Creating a derived class

# Cow.py

from Animal import Animal

class Cow(Animal):
    # Available method for the Cow Class 
    def setSound(self, sound):
        self.sound = sound

and instantiate a specific cow:

mycow = Cow("cow", "Betsy")
print(mycow.info())
mycow.setSound("Moo") # Sets a Cow sound attribute to "Moo"
print(mycow.getSound()) # I’m an Animal!!! (calls the `Animal.getSound` method)
# in Cow class
def getSound(self):
	return f"{self.sound}!"
mycow = Cow("cow", "Betsy")
mycow.setSound("Moo") # Sets a Cow sound to "Moo"
print(mycow.getSound()) # Moo!
rarebird = Animal("phoenix", "Zarra")
print(rarebird.info())
print(rarebird.getSound()) # I’m an Animal!!!

Note: The constructed object type will dictate which method in which class is called.

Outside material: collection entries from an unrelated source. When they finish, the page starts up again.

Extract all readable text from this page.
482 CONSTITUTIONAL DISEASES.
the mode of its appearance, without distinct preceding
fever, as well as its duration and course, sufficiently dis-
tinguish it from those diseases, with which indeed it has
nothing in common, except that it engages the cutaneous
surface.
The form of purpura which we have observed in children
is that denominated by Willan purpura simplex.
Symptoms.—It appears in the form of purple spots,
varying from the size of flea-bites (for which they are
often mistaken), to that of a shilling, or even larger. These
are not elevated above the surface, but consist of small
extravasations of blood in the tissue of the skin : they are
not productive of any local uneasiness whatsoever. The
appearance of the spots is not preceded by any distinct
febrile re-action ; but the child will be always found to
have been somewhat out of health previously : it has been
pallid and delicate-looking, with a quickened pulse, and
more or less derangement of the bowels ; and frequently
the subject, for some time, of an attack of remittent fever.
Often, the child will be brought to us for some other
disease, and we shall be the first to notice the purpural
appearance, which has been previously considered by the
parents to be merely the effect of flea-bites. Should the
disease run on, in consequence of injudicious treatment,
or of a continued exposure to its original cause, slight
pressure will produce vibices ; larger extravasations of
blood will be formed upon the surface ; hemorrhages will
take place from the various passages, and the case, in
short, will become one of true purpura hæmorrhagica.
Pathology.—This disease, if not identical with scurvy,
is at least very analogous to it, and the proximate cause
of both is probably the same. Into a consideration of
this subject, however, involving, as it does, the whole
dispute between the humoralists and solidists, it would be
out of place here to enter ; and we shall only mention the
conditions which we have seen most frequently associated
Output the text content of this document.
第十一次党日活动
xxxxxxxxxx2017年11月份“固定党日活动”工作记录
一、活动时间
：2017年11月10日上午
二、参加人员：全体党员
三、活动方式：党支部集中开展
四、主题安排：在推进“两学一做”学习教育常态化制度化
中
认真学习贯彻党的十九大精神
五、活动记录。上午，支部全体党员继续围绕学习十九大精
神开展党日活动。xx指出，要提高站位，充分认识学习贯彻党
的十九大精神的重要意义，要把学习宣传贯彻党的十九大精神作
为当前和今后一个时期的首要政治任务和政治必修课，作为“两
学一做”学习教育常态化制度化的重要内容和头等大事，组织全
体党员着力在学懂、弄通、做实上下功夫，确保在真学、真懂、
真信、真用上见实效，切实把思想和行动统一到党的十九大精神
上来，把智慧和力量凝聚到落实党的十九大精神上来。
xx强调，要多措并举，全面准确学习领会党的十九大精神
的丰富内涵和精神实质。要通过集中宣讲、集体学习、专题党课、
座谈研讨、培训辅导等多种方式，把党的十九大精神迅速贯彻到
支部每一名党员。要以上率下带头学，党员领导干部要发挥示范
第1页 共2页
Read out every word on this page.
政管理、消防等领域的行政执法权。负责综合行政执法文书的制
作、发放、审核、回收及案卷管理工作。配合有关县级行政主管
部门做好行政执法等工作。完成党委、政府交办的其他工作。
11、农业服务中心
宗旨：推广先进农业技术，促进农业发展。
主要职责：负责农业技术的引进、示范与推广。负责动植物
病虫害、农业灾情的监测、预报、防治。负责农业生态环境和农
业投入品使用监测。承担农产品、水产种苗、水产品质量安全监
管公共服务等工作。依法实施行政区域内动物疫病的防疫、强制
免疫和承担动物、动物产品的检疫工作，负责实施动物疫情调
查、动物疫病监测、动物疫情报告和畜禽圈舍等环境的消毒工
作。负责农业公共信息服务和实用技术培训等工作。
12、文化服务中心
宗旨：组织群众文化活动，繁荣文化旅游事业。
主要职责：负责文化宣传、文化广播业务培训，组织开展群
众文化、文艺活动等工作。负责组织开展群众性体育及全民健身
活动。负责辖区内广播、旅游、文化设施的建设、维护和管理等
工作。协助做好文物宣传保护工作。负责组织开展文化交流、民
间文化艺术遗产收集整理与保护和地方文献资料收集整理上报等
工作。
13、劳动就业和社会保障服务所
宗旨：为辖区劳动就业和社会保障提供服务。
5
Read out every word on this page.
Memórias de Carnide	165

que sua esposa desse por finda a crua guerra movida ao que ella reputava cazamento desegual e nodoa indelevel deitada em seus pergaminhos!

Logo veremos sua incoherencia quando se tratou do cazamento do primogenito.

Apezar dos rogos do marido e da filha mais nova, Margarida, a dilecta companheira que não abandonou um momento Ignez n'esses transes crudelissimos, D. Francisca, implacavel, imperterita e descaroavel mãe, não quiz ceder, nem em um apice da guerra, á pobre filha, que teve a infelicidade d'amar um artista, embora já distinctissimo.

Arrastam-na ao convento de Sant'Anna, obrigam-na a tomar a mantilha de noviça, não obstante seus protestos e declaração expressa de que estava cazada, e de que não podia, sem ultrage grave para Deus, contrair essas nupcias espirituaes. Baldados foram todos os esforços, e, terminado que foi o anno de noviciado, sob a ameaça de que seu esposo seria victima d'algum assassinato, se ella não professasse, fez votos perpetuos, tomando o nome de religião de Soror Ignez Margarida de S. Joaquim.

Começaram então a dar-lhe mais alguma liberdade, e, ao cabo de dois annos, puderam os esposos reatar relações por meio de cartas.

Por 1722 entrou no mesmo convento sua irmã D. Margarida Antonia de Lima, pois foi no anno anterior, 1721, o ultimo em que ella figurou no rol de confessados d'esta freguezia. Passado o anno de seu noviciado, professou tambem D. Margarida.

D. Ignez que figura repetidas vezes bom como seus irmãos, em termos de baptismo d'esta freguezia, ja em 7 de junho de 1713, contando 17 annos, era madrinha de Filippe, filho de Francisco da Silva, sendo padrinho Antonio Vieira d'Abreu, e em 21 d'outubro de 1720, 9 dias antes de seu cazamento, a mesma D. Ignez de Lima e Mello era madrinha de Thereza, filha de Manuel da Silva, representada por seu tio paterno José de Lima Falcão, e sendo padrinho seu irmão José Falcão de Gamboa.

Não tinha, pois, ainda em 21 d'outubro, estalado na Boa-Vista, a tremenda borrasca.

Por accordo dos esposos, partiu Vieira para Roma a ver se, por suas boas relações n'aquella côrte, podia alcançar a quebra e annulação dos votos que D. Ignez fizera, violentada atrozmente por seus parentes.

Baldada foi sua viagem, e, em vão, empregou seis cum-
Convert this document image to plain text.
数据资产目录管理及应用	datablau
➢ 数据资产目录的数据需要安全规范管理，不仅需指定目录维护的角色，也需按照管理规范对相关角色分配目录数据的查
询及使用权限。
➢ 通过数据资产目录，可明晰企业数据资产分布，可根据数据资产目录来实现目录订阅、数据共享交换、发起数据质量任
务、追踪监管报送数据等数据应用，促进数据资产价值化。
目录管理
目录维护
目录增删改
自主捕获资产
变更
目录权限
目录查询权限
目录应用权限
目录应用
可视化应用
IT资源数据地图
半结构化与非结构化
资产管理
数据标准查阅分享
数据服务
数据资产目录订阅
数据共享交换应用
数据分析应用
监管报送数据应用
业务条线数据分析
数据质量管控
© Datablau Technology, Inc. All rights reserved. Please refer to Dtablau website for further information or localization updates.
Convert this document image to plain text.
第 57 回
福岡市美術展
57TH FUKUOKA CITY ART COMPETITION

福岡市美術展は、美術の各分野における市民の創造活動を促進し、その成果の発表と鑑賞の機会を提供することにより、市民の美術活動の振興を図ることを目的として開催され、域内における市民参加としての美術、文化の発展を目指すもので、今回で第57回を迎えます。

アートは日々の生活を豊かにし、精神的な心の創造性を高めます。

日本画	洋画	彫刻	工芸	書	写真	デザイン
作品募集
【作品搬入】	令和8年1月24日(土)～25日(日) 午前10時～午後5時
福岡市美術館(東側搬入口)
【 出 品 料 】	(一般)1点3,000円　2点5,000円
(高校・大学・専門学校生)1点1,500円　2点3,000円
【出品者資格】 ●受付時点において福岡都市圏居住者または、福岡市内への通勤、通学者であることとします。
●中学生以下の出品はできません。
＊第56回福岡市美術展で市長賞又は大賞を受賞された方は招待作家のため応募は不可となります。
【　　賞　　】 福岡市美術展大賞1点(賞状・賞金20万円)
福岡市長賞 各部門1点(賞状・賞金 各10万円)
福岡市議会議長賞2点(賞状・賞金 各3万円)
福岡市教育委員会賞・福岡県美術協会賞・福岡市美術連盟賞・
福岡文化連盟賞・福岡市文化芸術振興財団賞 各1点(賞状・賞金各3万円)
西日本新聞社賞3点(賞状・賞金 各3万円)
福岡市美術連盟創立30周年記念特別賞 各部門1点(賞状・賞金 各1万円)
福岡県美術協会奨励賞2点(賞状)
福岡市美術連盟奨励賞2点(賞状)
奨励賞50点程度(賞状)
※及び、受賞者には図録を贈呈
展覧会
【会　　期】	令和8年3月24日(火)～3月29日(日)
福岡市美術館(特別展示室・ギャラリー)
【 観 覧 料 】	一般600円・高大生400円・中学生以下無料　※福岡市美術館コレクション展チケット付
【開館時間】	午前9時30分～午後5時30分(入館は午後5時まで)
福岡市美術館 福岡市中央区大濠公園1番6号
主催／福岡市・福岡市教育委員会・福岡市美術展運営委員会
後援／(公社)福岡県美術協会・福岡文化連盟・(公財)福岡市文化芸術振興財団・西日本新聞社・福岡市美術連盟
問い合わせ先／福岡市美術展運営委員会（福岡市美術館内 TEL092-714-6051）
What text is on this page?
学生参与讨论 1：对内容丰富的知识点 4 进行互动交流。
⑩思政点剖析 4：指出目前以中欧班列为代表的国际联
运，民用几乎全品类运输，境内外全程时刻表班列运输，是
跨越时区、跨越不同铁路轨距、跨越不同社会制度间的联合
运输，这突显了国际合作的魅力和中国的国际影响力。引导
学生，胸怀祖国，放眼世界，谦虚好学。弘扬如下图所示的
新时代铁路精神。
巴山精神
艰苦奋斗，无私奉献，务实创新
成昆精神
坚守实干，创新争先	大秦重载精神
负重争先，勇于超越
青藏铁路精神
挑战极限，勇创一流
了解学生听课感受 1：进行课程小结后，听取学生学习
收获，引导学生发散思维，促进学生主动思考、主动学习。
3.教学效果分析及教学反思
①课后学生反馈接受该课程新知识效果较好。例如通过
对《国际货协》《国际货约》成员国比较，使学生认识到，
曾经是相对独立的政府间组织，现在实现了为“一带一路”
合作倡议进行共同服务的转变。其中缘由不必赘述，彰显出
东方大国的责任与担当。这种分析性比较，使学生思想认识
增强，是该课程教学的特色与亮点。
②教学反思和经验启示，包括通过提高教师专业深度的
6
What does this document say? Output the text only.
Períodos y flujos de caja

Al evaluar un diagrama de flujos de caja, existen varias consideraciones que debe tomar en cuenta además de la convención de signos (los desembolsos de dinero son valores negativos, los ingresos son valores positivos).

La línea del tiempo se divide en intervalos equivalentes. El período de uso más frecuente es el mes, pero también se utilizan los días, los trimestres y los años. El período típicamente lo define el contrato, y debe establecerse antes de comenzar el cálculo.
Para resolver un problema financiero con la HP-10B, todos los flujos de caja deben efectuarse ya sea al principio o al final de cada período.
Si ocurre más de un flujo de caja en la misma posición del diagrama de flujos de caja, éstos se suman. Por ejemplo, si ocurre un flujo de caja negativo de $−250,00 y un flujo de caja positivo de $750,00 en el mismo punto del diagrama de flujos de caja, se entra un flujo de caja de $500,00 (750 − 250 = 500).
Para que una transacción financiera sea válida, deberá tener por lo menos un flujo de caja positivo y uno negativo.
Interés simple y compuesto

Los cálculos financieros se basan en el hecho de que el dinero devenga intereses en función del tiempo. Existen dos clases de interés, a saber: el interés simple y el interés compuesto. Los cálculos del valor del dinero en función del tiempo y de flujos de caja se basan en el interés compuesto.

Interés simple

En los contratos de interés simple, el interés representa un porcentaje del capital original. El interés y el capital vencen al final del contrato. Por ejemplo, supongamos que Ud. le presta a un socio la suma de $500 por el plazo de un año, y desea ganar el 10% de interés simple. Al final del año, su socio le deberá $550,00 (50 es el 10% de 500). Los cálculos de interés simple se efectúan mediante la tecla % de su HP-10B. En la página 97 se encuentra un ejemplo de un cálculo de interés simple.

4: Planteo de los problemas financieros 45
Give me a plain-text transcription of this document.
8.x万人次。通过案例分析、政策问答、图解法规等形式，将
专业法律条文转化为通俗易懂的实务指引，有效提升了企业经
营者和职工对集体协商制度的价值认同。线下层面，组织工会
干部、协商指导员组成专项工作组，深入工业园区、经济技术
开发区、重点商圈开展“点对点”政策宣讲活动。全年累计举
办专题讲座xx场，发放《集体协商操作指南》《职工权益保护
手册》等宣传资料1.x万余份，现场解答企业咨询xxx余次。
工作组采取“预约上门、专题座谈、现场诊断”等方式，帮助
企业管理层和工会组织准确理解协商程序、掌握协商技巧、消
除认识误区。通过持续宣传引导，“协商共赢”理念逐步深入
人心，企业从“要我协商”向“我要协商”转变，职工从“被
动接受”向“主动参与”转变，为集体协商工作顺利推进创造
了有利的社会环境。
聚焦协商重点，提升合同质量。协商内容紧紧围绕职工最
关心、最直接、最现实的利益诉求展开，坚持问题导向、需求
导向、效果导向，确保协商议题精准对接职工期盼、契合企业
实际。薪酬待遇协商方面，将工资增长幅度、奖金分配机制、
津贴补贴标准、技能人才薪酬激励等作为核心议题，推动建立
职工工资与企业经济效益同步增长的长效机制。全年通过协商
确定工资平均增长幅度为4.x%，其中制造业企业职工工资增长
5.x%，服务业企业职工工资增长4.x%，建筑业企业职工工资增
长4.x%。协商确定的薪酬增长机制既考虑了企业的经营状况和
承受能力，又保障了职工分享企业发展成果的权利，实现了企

We can build on the parent class methods and further extend them in the derived class. For example, if we wanted the cow information to include the sound string as well, we can re-use the existing info like so:

# in Cow class
def info(self):
    """ Make the default output look like:
        ---
        Species: None
        Name: None
        Sound: None
    """
       return f"---\n{super().info()}\nSound: {self.sound}"

Troubleshooting

If you get a TypeError: object.__init__() takes exactly one argument (the instance to initialize) and your __init__() constructor looks correct, double-check the indentation of your code: everything that belongs to the class definition needs to be indented underneath the class keyword.